Он сразу, мгновенно, ослепленно осознал: вот это оно и есть — Ничто. Бесконечность. Великая черная дыра. Не свет, не темнота, не расстояние, не время. Просто — Ничто.
Он захрипел и, зная, что сошел с ума, что это и есть Ад, вселенская пропасть, последним сверхчеловеческим усилием агонии, сопротивления живого сущего пустоте смерти отпихнул решетку, извернулся, захлебываясь кипящей рвотой, и, затаскивая, заталкивая себя назад, назад, назад, в изготовленную теплыми человеческими руками скорлупу, в живой, в земной металл, запрокинув голову, скосил глаза наверх — и увидел себя.
Над ним — над самой головой! — висел громадный опрокинутый остров.
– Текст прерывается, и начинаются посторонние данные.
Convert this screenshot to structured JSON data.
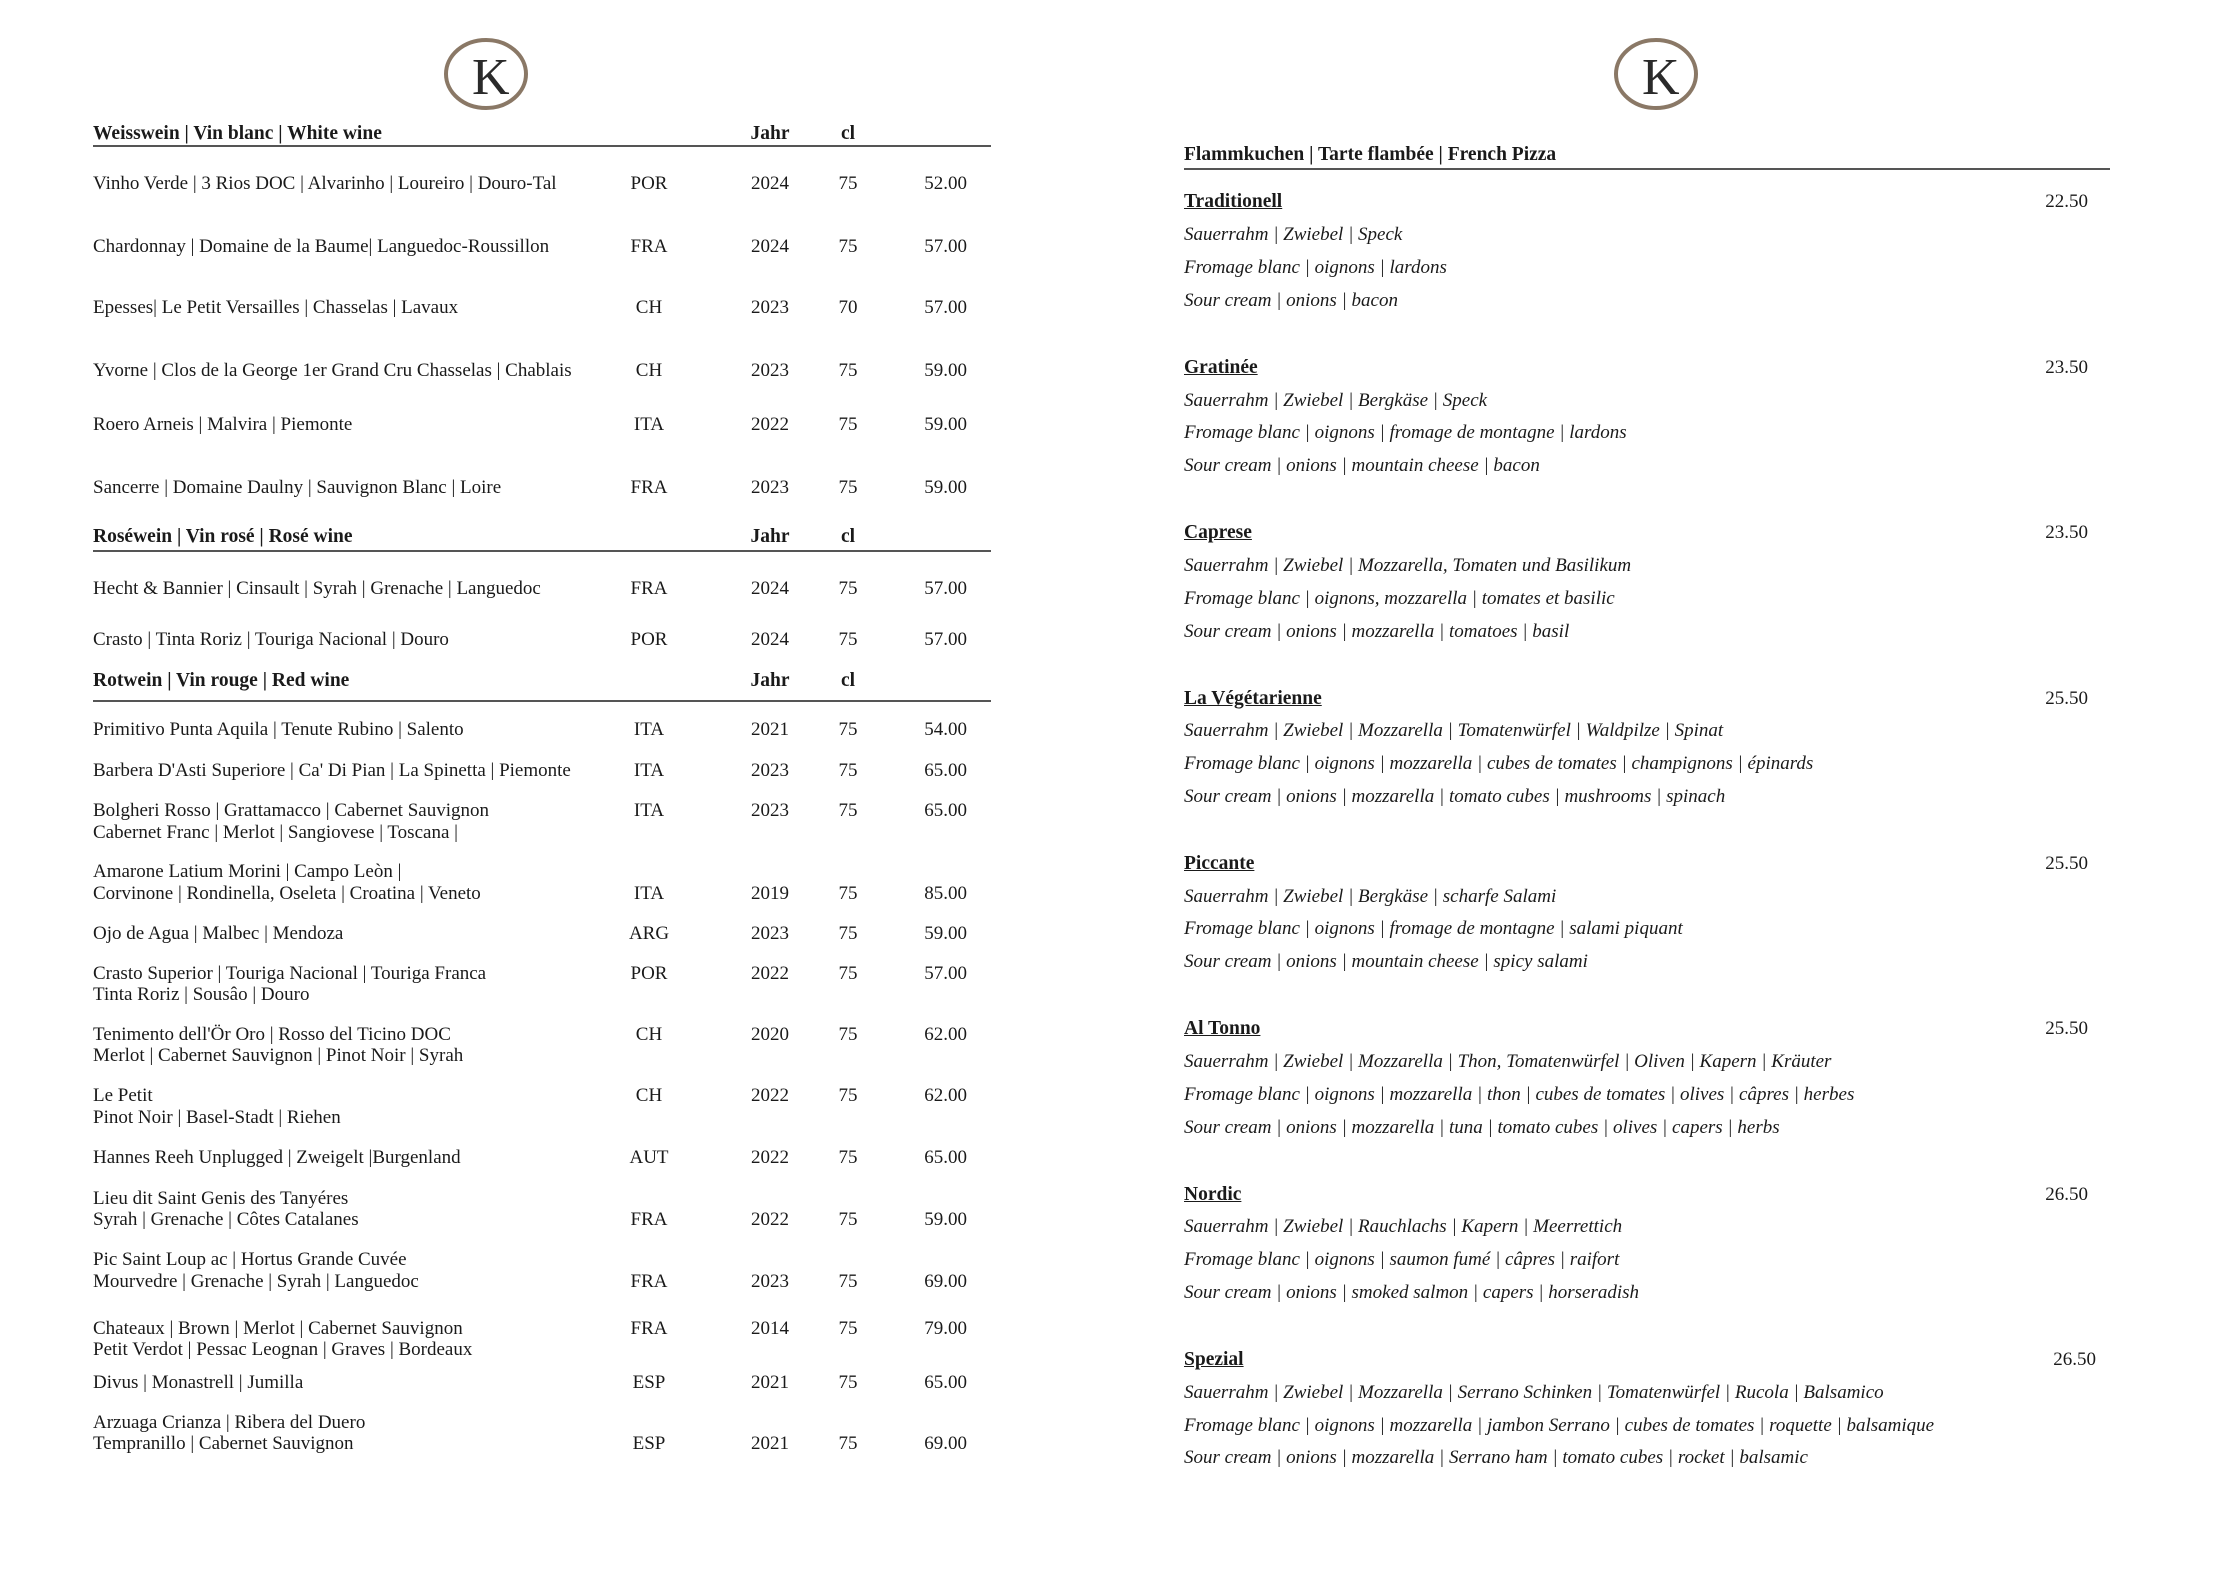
{
  "logo": {
    "letter": "K",
    "ring_color": "#8a7866"
  },
  "wine": {
    "col_year": "Jahr",
    "col_cl": "cl",
    "sections": [
      {
        "title": "Weisswein | Vin blanc | White wine",
        "items": [
          {
            "name": [
              "Vinho Verde | 3 Rios DOC | Alvarinho | Loureiro | Douro-Tal"
            ],
            "country": "POR",
            "year": "2024",
            "cl": "75",
            "price": "52.00"
          },
          {
            "name": [
              "Chardonnay | Domaine de la Baume| Languedoc-Roussillon"
            ],
            "country": "FRA",
            "year": "2024",
            "cl": "75",
            "price": "57.00"
          },
          {
            "name": [
              "Epesses| Le Petit Versailles | Chasselas | Lavaux"
            ],
            "country": "CH",
            "year": "2023",
            "cl": "70",
            "price": "57.00"
          },
          {
            "name": [
              "Yvorne | Clos de la George 1er Grand Cru Chasselas | Chablais"
            ],
            "country": "CH",
            "year": "2023",
            "cl": "75",
            "price": "59.00"
          },
          {
            "name": [
              "Roero Arneis | Malvira | Piemonte"
            ],
            "country": "ITA",
            "year": "2022",
            "cl": "75",
            "price": "59.00"
          },
          {
            "name": [
              "Sancerre | Domaine Daulny | Sauvignon Blanc | Loire"
            ],
            "country": "FRA",
            "year": "2023",
            "cl": "75",
            "price": "59.00"
          }
        ]
      },
      {
        "title": "Roséwein | Vin rosé | Rosé wine",
        "items": [
          {
            "name": [
              "Hecht & Bannier | Cinsault | Syrah | Grenache | Languedoc"
            ],
            "country": "FRA",
            "year": "2024",
            "cl": "75",
            "price": "57.00"
          },
          {
            "name": [
              "Crasto | Tinta Roriz | Touriga Nacional | Douro"
            ],
            "country": "POR",
            "year": "2024",
            "cl": "75",
            "price": "57.00"
          }
        ]
      },
      {
        "title": "Rotwein | Vin rouge | Red wine",
        "items": [
          {
            "name": [
              "Primitivo Punta Aquila | Tenute Rubino | Salento"
            ],
            "country": "ITA",
            "year": "2021",
            "cl": "75",
            "price": "54.00"
          },
          {
            "name": [
              "Barbera D'Asti Superiore | Ca' Di Pian | La Spinetta | Piemonte"
            ],
            "country": "ITA",
            "year": "2023",
            "cl": "75",
            "price": "65.00"
          },
          {
            "name": [
              "Bolgheri Rosso | Grattamacco | Cabernet Sauvignon",
              "Cabernet Franc | Merlot | Sangiovese | Toscana |"
            ],
            "country": "ITA",
            "year": "2023",
            "cl": "75",
            "price": "65.00"
          },
          {
            "name": [
              "Amarone Latium Morini | Campo Leòn |",
              "Corvinone | Rondinella, Oseleta | Croatina | Veneto"
            ],
            "country": "ITA",
            "year": "2019",
            "cl": "75",
            "price": "85.00"
          },
          {
            "name": [
              "Ojo de Agua | Malbec | Mendoza"
            ],
            "country": "ARG",
            "year": "2023",
            "cl": "75",
            "price": "59.00"
          },
          {
            "name": [
              "Crasto Superior | Touriga Nacional | Touriga Franca",
              "Tinta Roriz | Sousâo | Douro"
            ],
            "country": "POR",
            "year": "2022",
            "cl": "75",
            "price": "57.00"
          },
          {
            "name": [
              "Tenimento dell'Ör Oro | Rosso del Ticino DOC",
              "Merlot | Cabernet Sauvignon | Pinot Noir | Syrah"
            ],
            "country": "CH",
            "year": "2020",
            "cl": "75",
            "price": "62.00"
          },
          {
            "name": [
              "Le Petit",
              "Pinot Noir | Basel-Stadt | Riehen"
            ],
            "country": "CH",
            "year": "2022",
            "cl": "75",
            "price": "62.00"
          },
          {
            "name": [
              "Hannes Reeh Unplugged | Zweigelt |Burgenland"
            ],
            "country": "AUT",
            "year": "2022",
            "cl": "75",
            "price": "65.00"
          },
          {
            "name": [
              "Lieu dit Saint Genis des Tanyéres",
              "Syrah | Grenache | Côtes Catalanes"
            ],
            "country": "FRA",
            "year": "2022",
            "cl": "75",
            "price": "59.00"
          },
          {
            "name": [
              "Pic Saint Loup ac | Hortus Grande Cuvée",
              "Mourvedre | Grenache | Syrah | Languedoc"
            ],
            "country": "FRA",
            "year": "2023",
            "cl": "75",
            "price": "69.00"
          },
          {
            "name": [
              "Chateaux | Brown | Merlot | Cabernet Sauvignon",
              "Petit Verdot | Pessac Leognan | Graves | Bordeaux"
            ],
            "country": "FRA",
            "year": "2014",
            "cl": "75",
            "price": "79.00"
          },
          {
            "name": [
              "Divus | Monastrell | Jumilla"
            ],
            "country": "ESP",
            "year": "2021",
            "cl": "75",
            "price": "65.00"
          },
          {
            "name": [
              "Arzuaga Crianza | Ribera del Duero",
              "Tempranillo | Cabernet Sauvignon"
            ],
            "country": "ESP",
            "year": "2021",
            "cl": "75",
            "price": "69.00"
          }
        ]
      }
    ]
  },
  "flammkuchen": {
    "title": "Flammkuchen | Tarte flambée | French Pizza",
    "items": [
      {
        "name": "Traditionell",
        "price": "22.50",
        "lines": [
          "Sauerrahm | Zwiebel | Speck",
          "Fromage blanc | oignons | lardons",
          "Sour cream | onions | bacon"
        ]
      },
      {
        "name": "Gratinée",
        "price": "23.50",
        "lines": [
          "Sauerrahm | Zwiebel | Bergkäse | Speck",
          "Fromage blanc | oignons | fromage de montagne | lardons",
          "Sour cream | onions | mountain cheese | bacon"
        ]
      },
      {
        "name": "Caprese",
        "price": "23.50",
        "lines": [
          "Sauerrahm | Zwiebel | Mozzarella, Tomaten und Basilikum",
          "Fromage blanc | oignons, mozzarella | tomates et basilic",
          "Sour cream | onions | mozzarella | tomatoes | basil"
        ]
      },
      {
        "name": "La Végétarienne",
        "price": "25.50",
        "lines": [
          "Sauerrahm | Zwiebel | Mozzarella | Tomatenwürfel | Waldpilze | Spinat",
          "Fromage blanc | oignons | mozzarella | cubes de tomates | champignons | épinards",
          "Sour cream | onions | mozzarella | tomato cubes | mushrooms | spinach"
        ]
      },
      {
        "name": "Piccante",
        "price": "25.50",
        "lines": [
          "Sauerrahm | Zwiebel | Bergkäse | scharfe Salami",
          "Fromage blanc | oignons | fromage de montagne | salami piquant",
          "Sour cream | onions | mountain cheese | spicy salami"
        ]
      },
      {
        "name": "Al Tonno",
        "price": "25.50",
        "lines": [
          "Sauerrahm | Zwiebel | Mozzarella | Thon, Tomatenwürfel | Oliven | Kapern | Kräuter",
          "Fromage blanc | oignons | mozzarella | thon | cubes de tomates | olives | câpres | herbes",
          "Sour cream | onions | mozzarella | tuna | tomato cubes | olives | capers | herbs"
        ]
      },
      {
        "name": "Nordic",
        "price": "26.50",
        "lines": [
          "Sauerrahm | Zwiebel | Rauchlachs | Kapern | Meerrettich",
          "Fromage blanc | oignons | saumon fumé | câpres | raifort",
          "Sour cream | onions | smoked salmon | capers | horseradish"
        ]
      },
      {
        "name": "Spezial",
        "price": "26.50",
        "lines": [
          "Sauerrahm | Zwiebel | Mozzarella | Serrano Schinken | Tomatenwürfel | Rucola | Balsamico",
          "Fromage blanc | oignons | mozzarella | jambon Serrano | cubes de tomates | roquette | balsamique",
          "Sour cream | onions | mozzarella | Serrano ham | tomato cubes | rocket | balsamic"
        ]
      }
    ]
  }
}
Камень, хаос провалов, пиков и изломов; река-разрез посередине; узкая ртутная полоска пляжа; застывший мачтами вниз заброшенный корабль; отчетливым крестом — рисунок самолета рядом; и где-то там, в том ужасе — он сам…
Все быстро размывалось, трясясь, мечась и дергаясь в хаосе вздыбленной, взбаламученной воды, летящей в поднебесье; воды, в которую уносился все дальше, все выше и быстрей чудовищный мираж; мираж, заключенный в тускло сверкающую литую оболочку, капсулу, огромный шар прозрачного монолитного стекла, по которому дьявольским вихрем мчались, сплетаясь в ворожащие узоры, струи воды, дыма, пара, свивающиеся петлями и распадающиеся жгутами белесо-дымчатого воздуха; узоры, петли, письмена — чего? Времени? Судеб? Предначертаний?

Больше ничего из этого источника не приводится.